Inside a mobile clinic in Beirut's Basta neighbourhood, 34-year-old midwife Heba Khoudary said mothers-to-be were struggling.
Immediately after the explosion, some women suffered premature births, bleeding or depression, she said.
And in general, "pregnant women are grappling with a lot of problems, including being unable to afford follow-ups at private clinics," she said.
The mobile clinic in Basta offers free ultrasounds and tests before referring women to other health centres, she said.
Run by the Makassed Islamic association, it is one of three clinics supported by UNFPA following the blast.
Since then, the health centres on wheels have seen more than 600 women.
Khoudary said the clinics were also key in providing free sanitary pads and other personal hygiene supplies to women now unable to afford them.
Fear of miscarriage
The value of the Lebanese pound has tumbled against the dollar in recent months, sending prices soaring, especially on imported products.
"Women's sanitary supplies are no longer a priority for families," Khoudary said.
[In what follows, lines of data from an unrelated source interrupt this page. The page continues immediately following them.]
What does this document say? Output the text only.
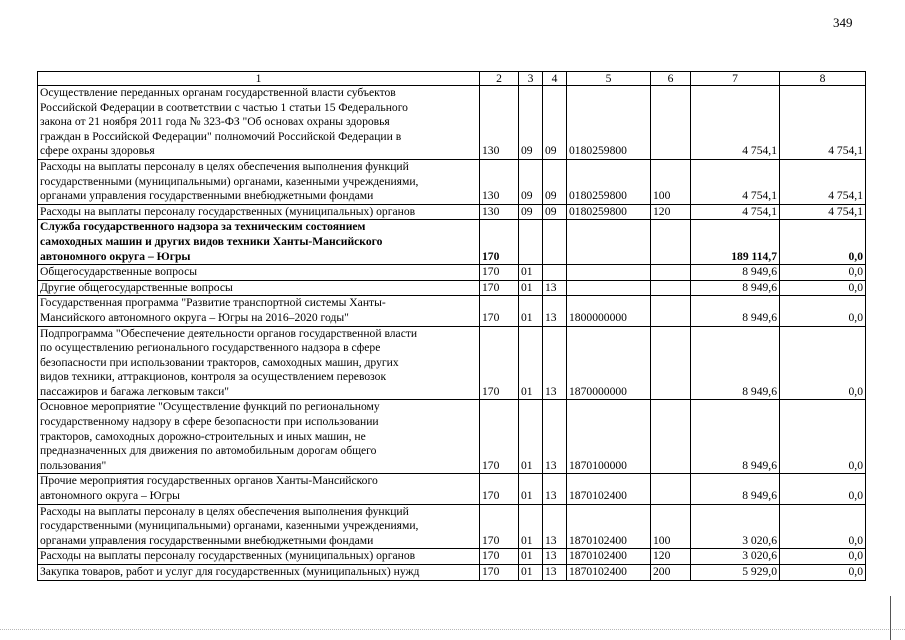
349
1	2	3	4	5	6	7	8

Осуществление переданных органам государственной власти субъектов
Российской Федерации в соответствии с частью 1 статьи 15 Федерального
закона от 21 ноября 2011 года № 323-ФЗ "Об основах охраны здоровья
граждан в Российской Федерации" полномочий Российской Федерации в
сфере охраны здоровья	130	09	09	0180259800		4 754,1	4 754,1

Расходы на выплаты персоналу в целях обеспечения выполнения функций
государственными (муниципальными) органами, казенными учреждениями,
органами управления государственными внебюджетными фондами	130	09	09	0180259800	100	4 754,1	4 754,1

Расходы на выплаты персоналу государственных (муниципальных) органов	130	09	09	0180259800	120	4 754,1	4 754,1

Служба государственного надзора за техническим состоянием
самоходных машин и других видов техники Ханты-Мансийского
автономного округа – Югры	170					189 114,7	0,0

Общегосударственные вопросы	170	01				8 949,6	0,0

Другие общегосударственные вопросы	170	01	13			8 949,6	0,0

Государственная программа "Развитие транспортной системы Ханты-
Мансийского автономного округа – Югры на 2016–2020 годы"	170	01	13	1800000000		8 949,6	0,0

Подпрограмма "Обеспечение деятельности органов государственной власти
по осуществлению регионального государственного надзора в сфере
безопасности при использовании тракторов, самоходных машин, других
видов техники, аттракционов, контроля за осуществлением перевозок
пассажиров и багажа легковым такси"	170	01	13	1870000000		8 949,6	0,0

Основное мероприятие "Осуществление функций по региональному
государственному надзору в сфере безопасности при использовании
тракторов, самоходных дорожно-строительных и иных машин, не
предназначенных для движения по автомобильным дорогам общего
пользования"	170	01	13	1870100000		8 949,6	0,0

Прочие мероприятия государственных органов Ханты-Мансийского
автономного округа – Югры	170	01	13	1870102400		8 949,6	0,0

Расходы на выплаты персоналу в целях обеспечения выполнения функций
государственными (муниципальными) органами, казенными учреждениями,
органами управления государственными внебюджетными фондами	170	01	13	1870102400	100	3 020,6	0,0

Расходы на выплаты персоналу государственных (муниципальных) органов	170	01	13	1870102400	120	3 020,6	0,0

Закупка товаров, работ и услуг для государственных (муниципальных) нужд	170	01	13	1870102400	200	5 929,0	0,0
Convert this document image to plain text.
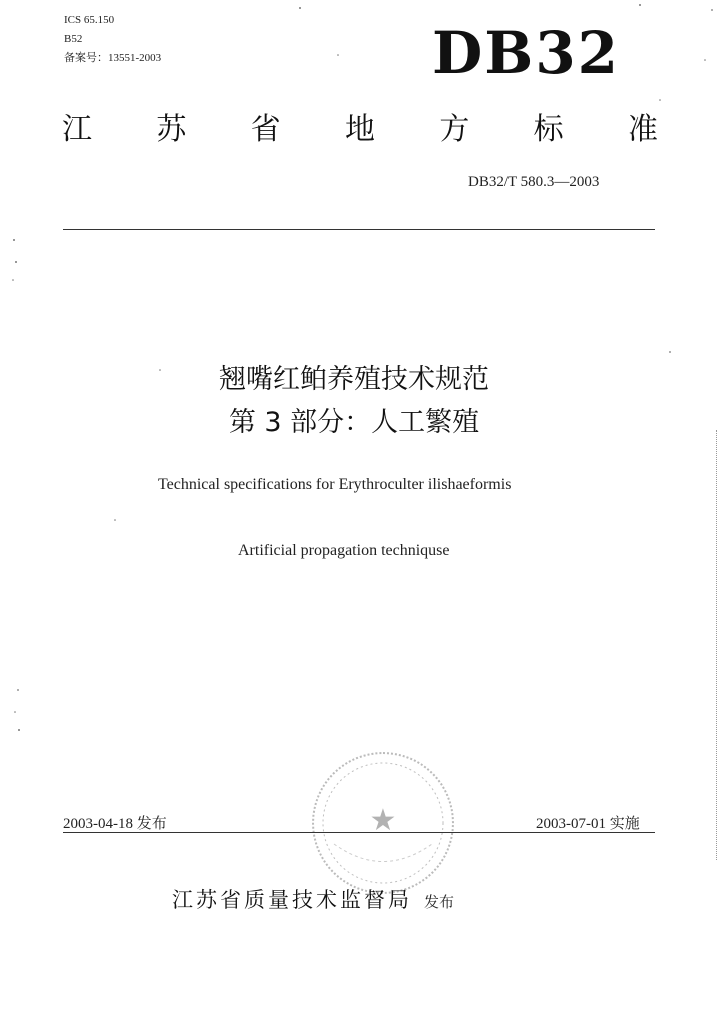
ICS 65.150
B52
备案号：13551-2003	DB32
江 苏 省 地 方 标 准
DB32/T 580.3—2003
翘嘴红鲌养殖技术规范
第 3 部分：人工繁殖
Technical specifications for Erythroculter ilishaeformis
Artificial propagation techniquse
★
2003-04-18 发布	2003-07-01 实施
江苏省质量技术监督局 发布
In the first 24 hours after the explosion, UNFPA distributed "more than 35,000 dignity kits, including sanitary pads and hygiene items," the agency's Lebanon office head, Asma Kurdahi, told AFP.
It is also working to "support some clinics with supplies and equipment, as well as employing more midwives to meet the needs of affected women within a five- to six-kilometre (three- to almost four-mile) radius of the site of the blast," she said.
Syrian refugee Rima Jassem rushed to a clinic in the days after August 4, fearing a miscarriage brought on by sheer terror.
"Since the explosion I haven't slept. It's constantly replaying in my head, and I'm petrified there will be another explosion," said the 33-year-old, who has since given birth to a baby girl.
In a small room on the roof of a building overlooking the ravaged port, Jassem and her husband sleep on the floor with their four children.
She fled northern Syria several years ago, hoping to find safety in neighbouring Lebanon.
Now, she said, she was not so sure she wanted to stay.
She expressed hope "that the situation calms down in Syria and perhaps we return."
And while Jassem hopes to go home, all Mneimneh wants is to emigrate.
"There is no future for me or my family in this country — that is, if we survive," she said.